The Soybeans future dropped to $1,167, hitting its lowest point in 1 year. It later recovered $20.5 and is now trading at $1,187.5.
United States's Initial Jobless Claims new data released of 261,000 below its previous figure.
Nevertheless, highly important Initial Jobless Claims data from United States beat analyst expectations of 235,000 with a reading of 261,000. United States Crude Oil Inventories published yesterday at 14:30 UTC came out at -451,000, falling short of the 1 million projections and continuing its decline from the previous 4.49 million figure.
At the same time, United States Cushing Crude Oil Inventories came out at 1.72 million, while a consensus of analysts was expecting 719,000.

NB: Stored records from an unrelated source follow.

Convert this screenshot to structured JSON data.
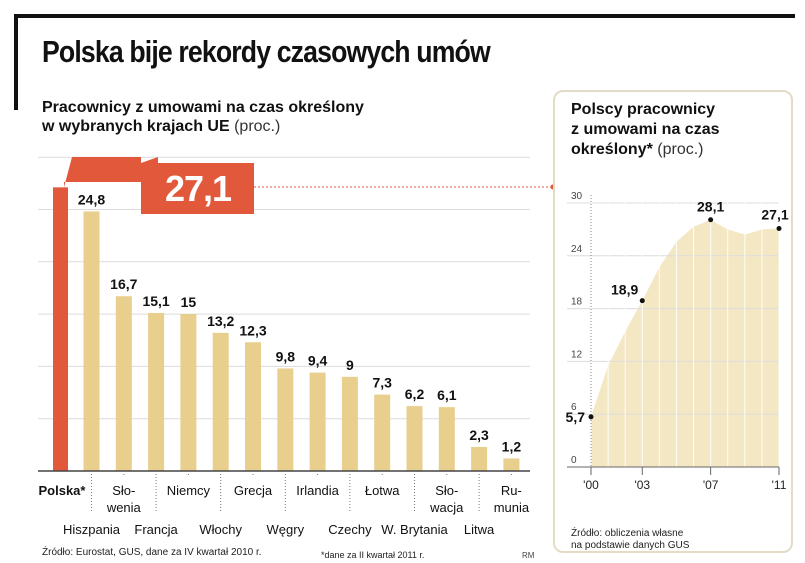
{
  "header": {
    "title": "Polska bije rekordy czasowych umów"
  },
  "left": {
    "subtitle_line1": "Pracownicy z umowami na czas określony",
    "subtitle_line2": "w wybranych krajach UE",
    "unit": "(proc.)",
    "source": "Źródło: Eurostat, GUS, dane za IV kwartał 2010 r.",
    "footnote": "*dane za II kwartał 2011 r.",
    "author": "RM"
  },
  "right": {
    "subtitle_line1": "Polscy pracownicy",
    "subtitle_line2": "z umowami na czas",
    "subtitle_line3": "określony*",
    "unit": "(proc.)",
    "source_line1": "Źródło: obliczenia własne",
    "source_line2": "na podstawie danych GUS"
  },
  "colors": {
    "highlight": "#e2583a",
    "bar": "#e8cf8e",
    "area": "#f4e8c4",
    "grid": "#dcdcdc"
  },
  "chart_data": [
    {
      "type": "bar",
      "title": "Pracownicy z umowami na czas określony w wybranych krajach UE (proc.)",
      "categories": [
        "Polska*",
        "Hiszpania",
        "Słowenia",
        "Francja",
        "Niemcy",
        "Włochy",
        "Grecja",
        "Węgry",
        "Irlandia",
        "Czechy",
        "Łotwa",
        "W. Brytania",
        "Słowacja",
        "Litwa",
        "Rumunia"
      ],
      "label_rows": {
        "Polska*": [
          "Polska*"
        ],
        "Hiszpania": [
          "Hiszpania"
        ],
        "Słowenia": [
          "Sło-",
          "wenia"
        ],
        "Francja": [
          "Francja"
        ],
        "Niemcy": [
          "Niemcy"
        ],
        "Włochy": [
          "Włochy"
        ],
        "Grecja": [
          "Grecja"
        ],
        "Węgry": [
          "Węgry"
        ],
        "Irlandia": [
          "Irlandia"
        ],
        "Czechy": [
          "Czechy"
        ],
        "Łotwa": [
          "Łotwa"
        ],
        "W. Brytania": [
          "W. Brytania"
        ],
        "Słowacja": [
          "Sło-",
          "wacja"
        ],
        "Litwa": [
          "Litwa"
        ],
        "Rumunia": [
          "Ru-",
          "munia"
        ]
      },
      "values": [
        27.1,
        24.8,
        16.7,
        15.1,
        15,
        13.2,
        12.3,
        9.8,
        9.4,
        9,
        7.3,
        6.2,
        6.1,
        2.3,
        1.2
      ],
      "value_labels": [
        "27,1",
        "24,8",
        "16,7",
        "15,1",
        "15",
        "13,2",
        "12,3",
        "9,8",
        "9,4",
        "9",
        "7,3",
        "6,2",
        "6,1",
        "2,3",
        "1,2"
      ],
      "highlight": "Polska*",
      "ylim": [
        0,
        30
      ],
      "grid": true,
      "xlabel": "",
      "ylabel": ""
    },
    {
      "type": "area",
      "title": "Polscy pracownicy z umowami na czas określony* (proc.)",
      "x": [
        2000,
        2001,
        2002,
        2003,
        2004,
        2005,
        2006,
        2007,
        2008,
        2009,
        2010,
        2011
      ],
      "values": [
        5.7,
        11.5,
        15.4,
        18.9,
        22.7,
        25.6,
        27.3,
        28.1,
        27.0,
        26.4,
        27.0,
        27.1
      ],
      "labeled_points": [
        {
          "x": 2000,
          "label": "5,7"
        },
        {
          "x": 2003,
          "label": "18,9"
        },
        {
          "x": 2007,
          "label": "28,1"
        },
        {
          "x": 2011,
          "label": "27,1"
        }
      ],
      "x_ticks": [
        {
          "x": 2000,
          "label": "'00"
        },
        {
          "x": 2003,
          "label": "'03"
        },
        {
          "x": 2007,
          "label": "'07"
        },
        {
          "x": 2011,
          "label": "'11"
        }
      ],
      "y_ticks": [
        {
          "y": 0,
          "label": "0"
        },
        {
          "y": 6,
          "label": "6"
        },
        {
          "y": 12,
          "label": "12"
        },
        {
          "y": 18,
          "label": "18"
        },
        {
          "y": 24,
          "label": "24"
        },
        {
          "y": 30,
          "label": "30"
        }
      ],
      "ylim": [
        0,
        30
      ],
      "grid": true,
      "xlabel": "",
      "ylabel": ""
    }
  ]
}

As the trading day comes to an end, chart analysis indicates Soybeans broke through the $1,185.33 resistance, climbing $2.17 above it. Concerning technical analysis and more specifically, trend indicators, the Commodity Channel Index (CCI) indicator is below -100, meaning the market price is unusually low and below its rolling moving average. Technical analysis indicates that a new, strong downtrend could be forthcoming with short positions favored. Price action overcame a known Fibonacci resistance level at $1,178.75 by around $8.75 with prices hammering out a $1,167 – $1,190.5 session range. According to asset volatility analysis, the Soybeans future's lower Bollinger Band® is at $1,195.62, indicating that the market is oversold and fertile for new buyers.
All in all, the technical analysis suggests CME Soybeans has no clear-cut direction.

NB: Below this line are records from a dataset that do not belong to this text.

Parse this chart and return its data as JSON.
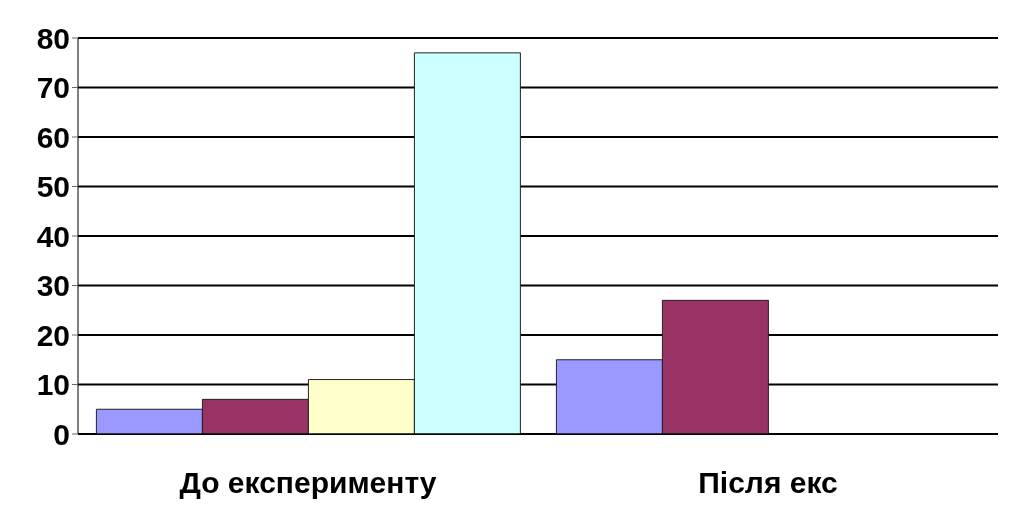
{
  "chart_data": {
    "type": "bar",
    "categories": [
      "До експерименту",
      "Після екс"
    ],
    "series": [
      {
        "color": "#9999ff",
        "values": [
          5,
          15
        ]
      },
      {
        "color": "#993366",
        "values": [
          7,
          27
        ]
      },
      {
        "color": "#ffffcc",
        "values": [
          11,
          null
        ]
      },
      {
        "color": "#ccffff",
        "values": [
          77,
          null
        ]
      }
    ],
    "ylim": [
      0,
      80
    ],
    "yticks": [
      0,
      10,
      20,
      30,
      40,
      50,
      60,
      70,
      80
    ],
    "grid": "y"
  }
}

This rally in the Soybeans future's price coincides with other Grains as Oats increases 3.69% to trade around $365. Having closed the previous session at $15.24, Rough Rice is up 1.02% today to currently trade at around $15.4.
Other Grains are showing mixed performance as Corn trades with no major change, around $532.75.
CME Soybeans has shed 22.24% over the past three months.